When Roy Andersson’s Songs From The Second Floor premièred at the 2000 Cannes Film Festival, it was a genuine cinematic UFO, so singular that there was no ready point of comparison. Swedes had seen Andersson develop his style over hundreds of TV commercials, but for the rest of the world, it arrived out of nowhere. Nearly every shot constitutes a self-contained “sketch” of sorts, engineered on a set constructed to Andersson’s exacting specifications; in many ways, the film functions like elaborate still photography in which there’s usually a single element of playful motion, as if Gregory Crewdson had been infused with the spirit of Buster Keaton. This approach is so labor-intensive that it took seven years for Andersson to complete his follow-up, 2007’s You, The Living, which was more of the same. Though generally wonderful, it didn’t have the same revelatory impact, and that goes double for Andersson’s latest effort, A Pigeon Sat On A Branch Reflecting On Existence. Last year’s Venice jury awarded Pigeon the Golden Lion, but maybe Andersson was new to many of them. With this third permutation, the director’s signature style is showing clear signs of diminishing returns.
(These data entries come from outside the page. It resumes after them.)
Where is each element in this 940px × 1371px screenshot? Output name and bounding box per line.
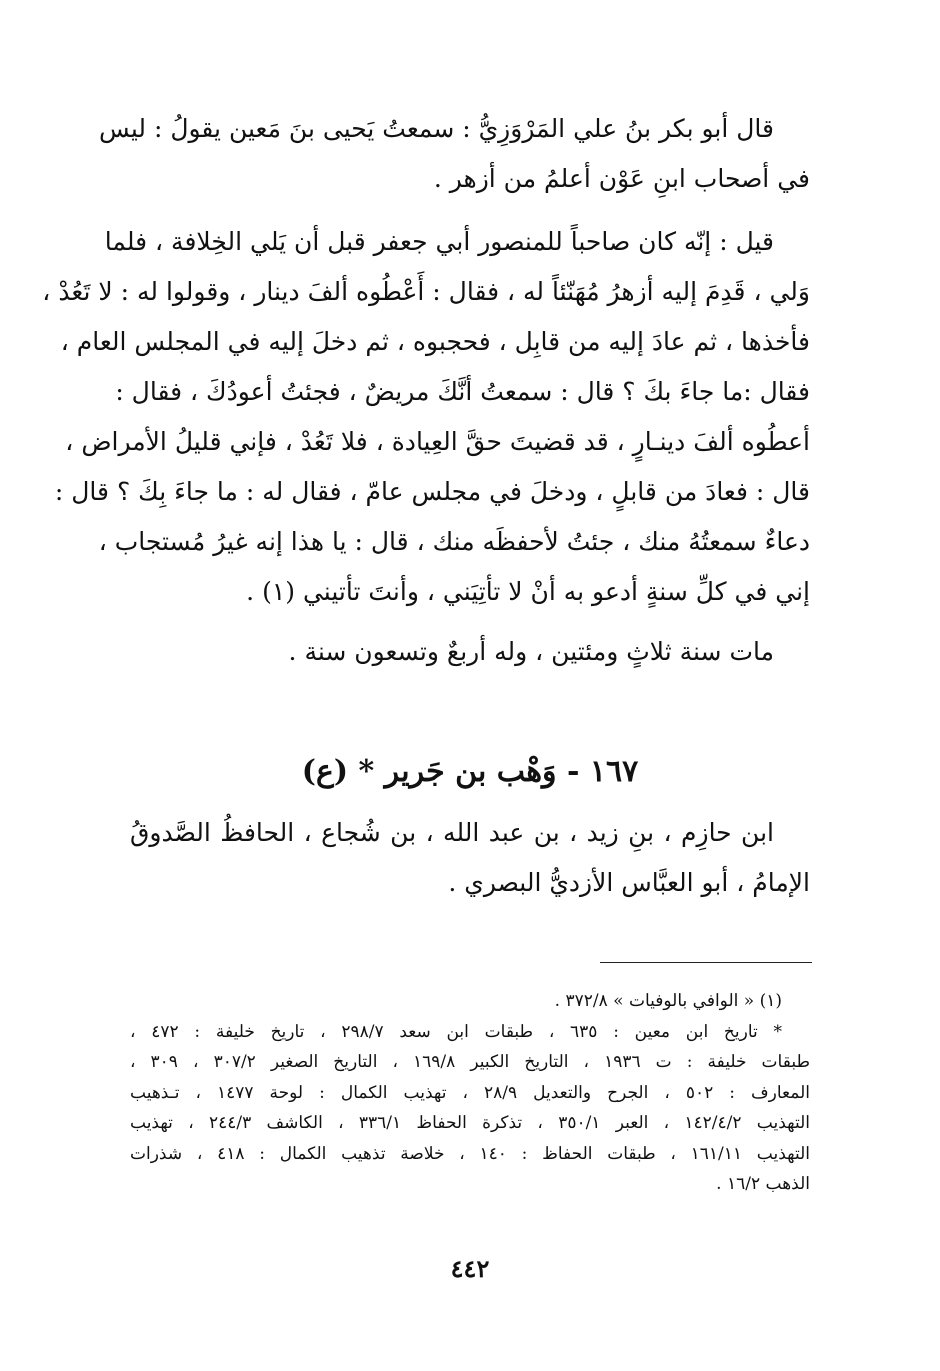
text-line: قال أبو بكر بنُ علي المَرْوَزِيُّ : سمعتُ يَحيى بنَ مَعين يقولُ : ليس bbox=[98, 114, 774, 143]
footnote-line: التهذيب ١٤٢/٤/٢ ، العبر ٣٥٠/١ ، تذكرة الحفاظ ٣٣٦/١ ، الكاشف ٢٤٤/٣ ، تهذيب bbox=[130, 1113, 811, 1133]
entry-biography bbox=[130, 808, 810, 908]
footnotes bbox=[130, 986, 810, 1200]
text-line: الإمامُ ، أبو العبَّاس الأزديُّ البصري . bbox=[448, 868, 810, 897]
footnote-line: المعارف : ٥٠٢ ، الجرح والتعديل ٢٨/٩ ، تهذيب الكمال : لوحة ١٤٧٧ ، تـذهيب bbox=[130, 1082, 810, 1103]
text-line: دعاءٌ سمعتُهُ منك ، جئتُ لأحفظَه منك ، قال : يا هذا إنه غيرُ مُستجاب ، bbox=[98, 527, 810, 556]
text-line: فأخذها ، ثم عادَ إليه من قابِل ، فحجبوه ، ثم دخلَ إليه في المجلس العام ، bbox=[60, 327, 810, 356]
page-number: ٤٤٢ bbox=[450, 1254, 490, 1283]
footnote-line: (١) « الوافي بالوفيات » ٣٧٢/٨ . bbox=[554, 991, 782, 1011]
footnote-line: التهذيب ١٦١/١١ ، طبقات الحفاظ : ١٤٠ ، خلاصة تذهيب الكمال : ٤١٨ ، شذرات bbox=[130, 1143, 811, 1164]
footnote-line: * تاريخ ابن معين : ٦٣٥ ، طبقات ابن سعد ٢٩٨/٧ ، تاريخ خليفة : ٤٧٢ ، bbox=[130, 1021, 782, 1042]
footnote-line: طبقات خليفة : ت ١٩٣٦ ، التاريخ الكبير ١٦٩/٨ ، التاريخ الصغير ٣٠٧/٢ ، ٣٠٩ ، bbox=[130, 1052, 810, 1072]
paragraph-mansur-story bbox=[42, 217, 810, 617]
text-line: مات سنة ثلاثٍ ومئتين ، وله أربعٌ وتسعون سنة . bbox=[288, 637, 774, 666]
footnote-divider bbox=[600, 962, 812, 963]
text-line: قال : فعادَ من قابلٍ ، ودخلَ في مجلس عامّ ، فقال له : ما جاءَ بِكَ ؟ قال : bbox=[54, 477, 810, 506]
text-line: ابن حازِم ، بنِ زيد ، بن عبد الله ، بن شُجاع ، الحافظُ الصَّدوقُ bbox=[130, 818, 774, 847]
text-line: إني في كلِّ سنةٍ أدعو به أنْ لا تأتِيَني ، وأنتَ تأتيني (١) . bbox=[246, 577, 810, 606]
text-line: فقال :ما جاءَ بكَ ؟ قال : سمعتُ أنَّكَ مريضٌ ، فجئتُ أعودُكَ ، فقال : bbox=[115, 377, 810, 406]
text-line: أعطُوه ألفَ دينـارٍ ، قد قضيتَ حقَّ العِيادة ، فلا تَعُدْ ، فإني قليلُ الأمراض ، bbox=[65, 427, 810, 456]
text-line: في أصحاب ابنِ عَوْن أعلمُ من أزهر . bbox=[433, 164, 810, 193]
paragraph-death bbox=[130, 627, 810, 677]
paragraph-azhar-quote bbox=[98, 104, 810, 204]
text-line: وَلي ، قَدِمَ إليه أزهرُ مُهَنّئاً له ، فقال : أَعْطُوه ألفَ دينار ، وقولوا له : لا تَعُدْ ، bbox=[42, 277, 810, 306]
footnote-line: الذهب ١٦/٢ . bbox=[716, 1174, 810, 1194]
entry-heading: ١٦٧ - وَهْب بن جَرير * (ع) bbox=[301, 754, 639, 789]
text-line: قيل : إنّه كان صاحباً للمنصور أبي جعفر قبل أن يَلي الخِلافة ، فلما bbox=[104, 227, 774, 256]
None of the three films—which Andersson has said form a loose-knit trilogy about “what it means to be human”—boasts a clear-cut protagonist, but Pigeon probably comes closest. Many of its sketches involve Jonathan (Holger Andersson) and/or Sam (Nils Westblom), two forlorn door-to-door salesmen who specialize in silly novelty items like plastic vampire teeth. Their efforts to interest people in their wares involve bids at mirth so pathetically morose that they serve as anti-humor, while their highly dysfunctional friendship plays like a parody of a bad marriage. Other diverse elements include the unexplained present-day appearance of Swedish King Charles XII (Viktor Gyllenberg), who reigned from 1697-1718 and seems to still be on his way to invade Russia, and various characters who drop dead practically the moment they’re introduced, precipitating a painfully awkward aftermath. One fellow, on a cruise ship, had just been given his lunch when he keeled over, and his corpse remains on the floor as the waitress asks which of the other diners would care for a free meal. After all, it’s already been paid for, and it’s getting cold.
That joke is typical of Andersson’s sensibility, which is simultaneously antic and despairing. But Pigeon sees him get uncharacteristically blunt at times, bordering on didactic. One of the film’s most unforgettable setpieces—opinions vary dramatically on whether it’s among the best or worst in Andersson’s career—has a group of well-dressed white people observing from a distance as African slaves are forced into a gigantic rotating version of the brazen bull, an ancient torture device in which people were roasted alive; the victims’ desperate (unseen) movements, as they struggle to avoid contact with hot metal, power the device, which produces musical notes. Unlike the vast majority of Andersson’s shots/scenes/bits, this one, in common with a couple of others in the film, isn’t even remotely funny—it’s just horrific. Andersson is certainly allowed to alter his tone, but the purpose of these barbarous interludes within his usual droll context isn’t at all clear. Is he indicting his own frivolity? Does he feel the need to acknowledge that some aspects of being human are too ghastly to be humorous? It’s uncomfortable in the wrong way.
Those are decidedly exceptions to the rule, though. For the most part, Pigeon is very much in the same mold as its two predecessors, which is part of the problem. Critics and cinephiles argue about the value of directors who make numerous slight variations on the same basic movie—Yasujiro Ozu is one titan who’s sometimes accused of endlessly repeating himself, and contemporary South Korean filmmaker Hong Sang-soo is another. Ozu and Hong get away with it because they’re fundamentally naturalistic artists, which means they have the entire messy continuum of human nature at their disposal. That’s inexhaustible. Andersson, by contrast, works in a deliberately expressionistic mode, with “characters” who are so divorced from verisimilitude that they all wear all chalk-white makeup and are coached to act somewhat robotically, even repeating the same lines. (Almost everyone in Pigeon says “I’m happy to hear you’re doing fine” at some point.) The “Roy Andersson movie,” as redefined with Songs From The Second Floor (he’d previously made two much more ordinary pictures), was astonishing the first time, and still striking the second time, but is now beginning to calcify into shtick. With his trilogy finished, it’s time for Andersson to explore new realms. He’s already demonstrated a capacity for reinvention.